O amendoim servia tanto para a alimentação humana como para a produção de óleo inflamável, para ser usado na iluminação doméstica através das lamparinas. O arroz de sequeiro foi produzido pelos colonos para a alimentação da família, adotando a parceria do feijão com arroz como base da alimentação familiar, junto com as carnes.
O linho, planta fibrífera da Europa, durante os primeiros 50 anos da colonização, fornecia grande parte dos tecidos de consumo. Em 1865, entre 816 famílias santacruzenses, havia 365 rocas manuais (spinnrüder) e 41 teares. A mecanização da indústria textil e o barateamento dos tecidos de algodão destruíram esta indústria caseira.
Entre as frutíferas, as variedades de maçã e pera das quais foram trazidas sementes pelos colonos não se aclimataram por aqui. Só mais tarde, com variedades mais adequadas, foi possível cultivá-las, mas sem grande expressão econômica. Já o pessegueiro e a nogueira se deram bem e foram bastante cultivadas pelos colonos.

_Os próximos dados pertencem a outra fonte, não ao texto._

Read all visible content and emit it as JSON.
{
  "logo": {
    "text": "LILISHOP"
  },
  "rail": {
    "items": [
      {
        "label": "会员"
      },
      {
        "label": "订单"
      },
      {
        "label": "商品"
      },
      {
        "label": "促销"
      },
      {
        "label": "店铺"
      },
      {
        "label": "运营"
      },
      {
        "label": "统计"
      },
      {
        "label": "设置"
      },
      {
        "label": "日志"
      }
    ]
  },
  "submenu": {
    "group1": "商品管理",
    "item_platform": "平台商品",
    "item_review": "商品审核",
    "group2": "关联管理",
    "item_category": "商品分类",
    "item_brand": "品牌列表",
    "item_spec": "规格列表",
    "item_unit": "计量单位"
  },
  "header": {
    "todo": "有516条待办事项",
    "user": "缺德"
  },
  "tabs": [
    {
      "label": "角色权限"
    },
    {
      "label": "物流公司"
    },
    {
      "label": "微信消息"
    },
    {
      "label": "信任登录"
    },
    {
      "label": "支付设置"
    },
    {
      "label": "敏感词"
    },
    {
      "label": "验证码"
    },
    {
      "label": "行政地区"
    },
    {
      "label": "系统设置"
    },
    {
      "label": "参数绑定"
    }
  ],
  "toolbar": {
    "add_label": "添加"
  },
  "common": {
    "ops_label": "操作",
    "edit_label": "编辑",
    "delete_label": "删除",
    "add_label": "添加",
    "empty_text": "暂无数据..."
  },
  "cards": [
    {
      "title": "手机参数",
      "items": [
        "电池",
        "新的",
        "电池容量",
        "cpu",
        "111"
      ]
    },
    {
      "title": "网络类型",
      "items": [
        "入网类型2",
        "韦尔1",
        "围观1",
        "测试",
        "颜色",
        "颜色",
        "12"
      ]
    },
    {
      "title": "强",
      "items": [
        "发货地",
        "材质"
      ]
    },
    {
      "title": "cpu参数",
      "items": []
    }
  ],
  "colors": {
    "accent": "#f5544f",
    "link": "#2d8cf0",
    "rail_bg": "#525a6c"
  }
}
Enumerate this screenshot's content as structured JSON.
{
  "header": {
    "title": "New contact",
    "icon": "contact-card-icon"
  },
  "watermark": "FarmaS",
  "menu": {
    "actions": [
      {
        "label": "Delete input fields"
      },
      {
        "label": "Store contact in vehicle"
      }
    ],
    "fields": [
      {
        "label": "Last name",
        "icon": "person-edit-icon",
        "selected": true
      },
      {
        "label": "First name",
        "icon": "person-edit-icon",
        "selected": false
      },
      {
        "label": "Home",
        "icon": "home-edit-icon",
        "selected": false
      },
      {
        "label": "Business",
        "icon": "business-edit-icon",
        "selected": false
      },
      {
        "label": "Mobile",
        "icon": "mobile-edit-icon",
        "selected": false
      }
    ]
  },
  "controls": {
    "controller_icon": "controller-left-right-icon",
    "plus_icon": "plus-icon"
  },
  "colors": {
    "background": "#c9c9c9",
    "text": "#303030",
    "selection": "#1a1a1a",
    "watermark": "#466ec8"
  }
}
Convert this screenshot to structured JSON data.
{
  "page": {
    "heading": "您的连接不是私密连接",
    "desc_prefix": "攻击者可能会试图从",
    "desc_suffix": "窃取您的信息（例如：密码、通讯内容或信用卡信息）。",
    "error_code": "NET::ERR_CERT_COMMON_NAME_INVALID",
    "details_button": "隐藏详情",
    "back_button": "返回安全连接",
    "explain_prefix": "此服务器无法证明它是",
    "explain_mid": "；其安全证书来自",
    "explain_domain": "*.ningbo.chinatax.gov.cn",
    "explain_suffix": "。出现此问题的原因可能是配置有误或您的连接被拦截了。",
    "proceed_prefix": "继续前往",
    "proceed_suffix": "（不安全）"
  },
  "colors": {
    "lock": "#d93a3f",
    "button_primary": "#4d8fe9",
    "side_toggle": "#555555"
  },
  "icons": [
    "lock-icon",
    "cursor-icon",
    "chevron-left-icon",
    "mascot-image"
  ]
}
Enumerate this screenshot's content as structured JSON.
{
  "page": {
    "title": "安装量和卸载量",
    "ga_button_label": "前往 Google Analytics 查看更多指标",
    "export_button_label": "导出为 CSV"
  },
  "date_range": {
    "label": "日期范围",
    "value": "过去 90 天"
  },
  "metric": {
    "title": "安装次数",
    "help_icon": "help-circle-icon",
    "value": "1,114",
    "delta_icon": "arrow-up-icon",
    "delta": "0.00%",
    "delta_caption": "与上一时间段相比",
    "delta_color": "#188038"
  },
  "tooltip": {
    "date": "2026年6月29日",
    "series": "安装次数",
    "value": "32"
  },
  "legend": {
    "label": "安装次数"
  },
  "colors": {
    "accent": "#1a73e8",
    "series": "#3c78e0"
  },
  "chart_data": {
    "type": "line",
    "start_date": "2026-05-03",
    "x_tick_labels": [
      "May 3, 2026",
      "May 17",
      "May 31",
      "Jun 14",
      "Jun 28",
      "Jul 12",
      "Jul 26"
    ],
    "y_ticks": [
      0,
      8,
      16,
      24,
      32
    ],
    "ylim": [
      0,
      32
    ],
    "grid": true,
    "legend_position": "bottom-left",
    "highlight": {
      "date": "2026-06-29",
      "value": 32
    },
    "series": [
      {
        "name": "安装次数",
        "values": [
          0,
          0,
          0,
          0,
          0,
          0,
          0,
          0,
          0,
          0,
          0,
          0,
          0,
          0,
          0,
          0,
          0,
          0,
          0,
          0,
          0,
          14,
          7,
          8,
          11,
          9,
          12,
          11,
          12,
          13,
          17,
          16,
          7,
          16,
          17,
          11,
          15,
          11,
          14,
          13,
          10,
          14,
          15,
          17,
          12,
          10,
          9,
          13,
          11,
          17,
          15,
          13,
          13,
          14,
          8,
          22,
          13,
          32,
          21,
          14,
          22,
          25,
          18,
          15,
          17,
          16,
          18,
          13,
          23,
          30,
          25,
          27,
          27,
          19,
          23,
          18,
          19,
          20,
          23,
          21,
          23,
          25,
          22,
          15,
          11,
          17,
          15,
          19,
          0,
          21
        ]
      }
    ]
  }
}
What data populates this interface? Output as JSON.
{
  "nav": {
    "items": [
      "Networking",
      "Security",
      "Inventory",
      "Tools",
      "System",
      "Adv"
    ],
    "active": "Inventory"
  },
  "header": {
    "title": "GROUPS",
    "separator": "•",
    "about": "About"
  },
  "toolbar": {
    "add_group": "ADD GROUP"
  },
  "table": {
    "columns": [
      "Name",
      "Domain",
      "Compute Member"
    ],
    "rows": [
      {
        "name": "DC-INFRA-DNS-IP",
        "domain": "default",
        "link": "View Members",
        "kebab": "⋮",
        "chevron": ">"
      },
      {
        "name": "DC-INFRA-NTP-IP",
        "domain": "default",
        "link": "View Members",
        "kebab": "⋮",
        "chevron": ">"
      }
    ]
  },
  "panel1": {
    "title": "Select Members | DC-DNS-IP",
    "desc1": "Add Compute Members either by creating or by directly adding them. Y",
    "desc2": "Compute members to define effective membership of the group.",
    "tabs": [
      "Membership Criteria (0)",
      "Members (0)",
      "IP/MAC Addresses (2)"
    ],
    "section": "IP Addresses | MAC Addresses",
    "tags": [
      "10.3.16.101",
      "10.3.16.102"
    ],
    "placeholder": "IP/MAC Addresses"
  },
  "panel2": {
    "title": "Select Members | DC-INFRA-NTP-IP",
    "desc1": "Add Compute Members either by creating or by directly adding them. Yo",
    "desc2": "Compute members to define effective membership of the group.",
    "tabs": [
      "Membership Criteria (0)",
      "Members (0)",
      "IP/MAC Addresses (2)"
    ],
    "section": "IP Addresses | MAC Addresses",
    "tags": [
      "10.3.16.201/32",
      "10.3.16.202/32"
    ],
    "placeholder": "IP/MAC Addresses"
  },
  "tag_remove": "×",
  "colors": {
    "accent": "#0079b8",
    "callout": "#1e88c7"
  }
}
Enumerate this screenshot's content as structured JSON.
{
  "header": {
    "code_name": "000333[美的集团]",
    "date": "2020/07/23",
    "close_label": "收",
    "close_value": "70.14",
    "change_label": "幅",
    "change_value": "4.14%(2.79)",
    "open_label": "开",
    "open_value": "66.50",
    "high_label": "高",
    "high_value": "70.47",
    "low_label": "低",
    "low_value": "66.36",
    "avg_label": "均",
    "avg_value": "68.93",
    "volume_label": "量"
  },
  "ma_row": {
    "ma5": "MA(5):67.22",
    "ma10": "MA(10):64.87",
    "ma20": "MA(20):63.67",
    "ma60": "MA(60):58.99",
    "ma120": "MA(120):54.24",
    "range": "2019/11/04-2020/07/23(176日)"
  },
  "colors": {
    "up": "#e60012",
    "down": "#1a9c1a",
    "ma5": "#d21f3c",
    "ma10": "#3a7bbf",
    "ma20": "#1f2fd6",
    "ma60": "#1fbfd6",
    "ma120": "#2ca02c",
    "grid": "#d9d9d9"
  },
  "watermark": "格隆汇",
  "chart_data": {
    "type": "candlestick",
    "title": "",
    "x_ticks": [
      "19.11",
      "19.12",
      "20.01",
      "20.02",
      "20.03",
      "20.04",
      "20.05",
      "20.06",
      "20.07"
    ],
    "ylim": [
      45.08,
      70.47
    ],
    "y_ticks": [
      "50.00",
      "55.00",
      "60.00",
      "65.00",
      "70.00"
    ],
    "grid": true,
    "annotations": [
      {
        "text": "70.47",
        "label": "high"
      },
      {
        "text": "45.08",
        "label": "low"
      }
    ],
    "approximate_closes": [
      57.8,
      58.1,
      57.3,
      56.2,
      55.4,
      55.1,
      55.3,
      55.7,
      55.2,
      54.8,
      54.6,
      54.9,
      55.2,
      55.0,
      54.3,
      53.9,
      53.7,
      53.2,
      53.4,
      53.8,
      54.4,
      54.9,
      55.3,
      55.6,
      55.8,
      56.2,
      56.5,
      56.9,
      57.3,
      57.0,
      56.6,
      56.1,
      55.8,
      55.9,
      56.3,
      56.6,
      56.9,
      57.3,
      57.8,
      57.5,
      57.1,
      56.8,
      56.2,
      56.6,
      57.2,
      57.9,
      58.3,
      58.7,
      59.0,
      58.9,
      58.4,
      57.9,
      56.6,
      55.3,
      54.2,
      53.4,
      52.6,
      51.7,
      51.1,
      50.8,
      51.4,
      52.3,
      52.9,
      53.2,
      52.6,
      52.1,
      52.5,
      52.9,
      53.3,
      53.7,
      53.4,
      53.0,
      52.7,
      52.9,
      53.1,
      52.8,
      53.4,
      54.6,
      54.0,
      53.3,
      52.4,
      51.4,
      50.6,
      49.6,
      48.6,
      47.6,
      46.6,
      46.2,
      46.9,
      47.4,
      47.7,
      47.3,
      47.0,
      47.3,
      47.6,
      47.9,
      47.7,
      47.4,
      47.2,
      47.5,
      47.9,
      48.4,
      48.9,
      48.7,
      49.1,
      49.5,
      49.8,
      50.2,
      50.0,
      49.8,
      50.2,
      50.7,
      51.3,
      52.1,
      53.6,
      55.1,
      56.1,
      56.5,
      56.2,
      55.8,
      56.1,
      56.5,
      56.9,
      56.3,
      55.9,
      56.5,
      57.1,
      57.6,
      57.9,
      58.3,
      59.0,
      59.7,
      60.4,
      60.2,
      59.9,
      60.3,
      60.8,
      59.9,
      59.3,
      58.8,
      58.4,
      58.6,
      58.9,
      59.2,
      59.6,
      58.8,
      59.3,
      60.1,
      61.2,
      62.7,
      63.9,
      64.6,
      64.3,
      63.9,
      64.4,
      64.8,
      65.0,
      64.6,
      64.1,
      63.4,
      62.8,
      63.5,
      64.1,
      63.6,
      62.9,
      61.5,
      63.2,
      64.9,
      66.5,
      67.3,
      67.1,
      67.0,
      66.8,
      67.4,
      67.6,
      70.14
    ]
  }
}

Mas as frutíferas que mais foram cultivadas, especialmente no Vale do Caí, foram as cítricas: laranja, bergamota e limão. Pelas águas do rio Cai, os colonos levavam essas frutas para Porto Alegre, em canoas, chatas, vapores e gasolinas.
AUTO SUFICIÊNCIA
Os colonos produziam quase todo alimento que necessitavam, inclusive a carne e o leite. No armazém, só compravam o sal e o açúcar branco mais a pimenta e outros condimentos. Tecidos, lâmpadas a óleo para a iluminação e muito mais utensílios eram, inicialmente, produzidos em casa. O café também foi um produto comprado pelos colonos, assim como agulha, linha de costura e botões. Os travesseiros, por exemplo, eram feitos com penas de galinha ou flocos de algodão apanhados da árvore que tinham no seu pomar.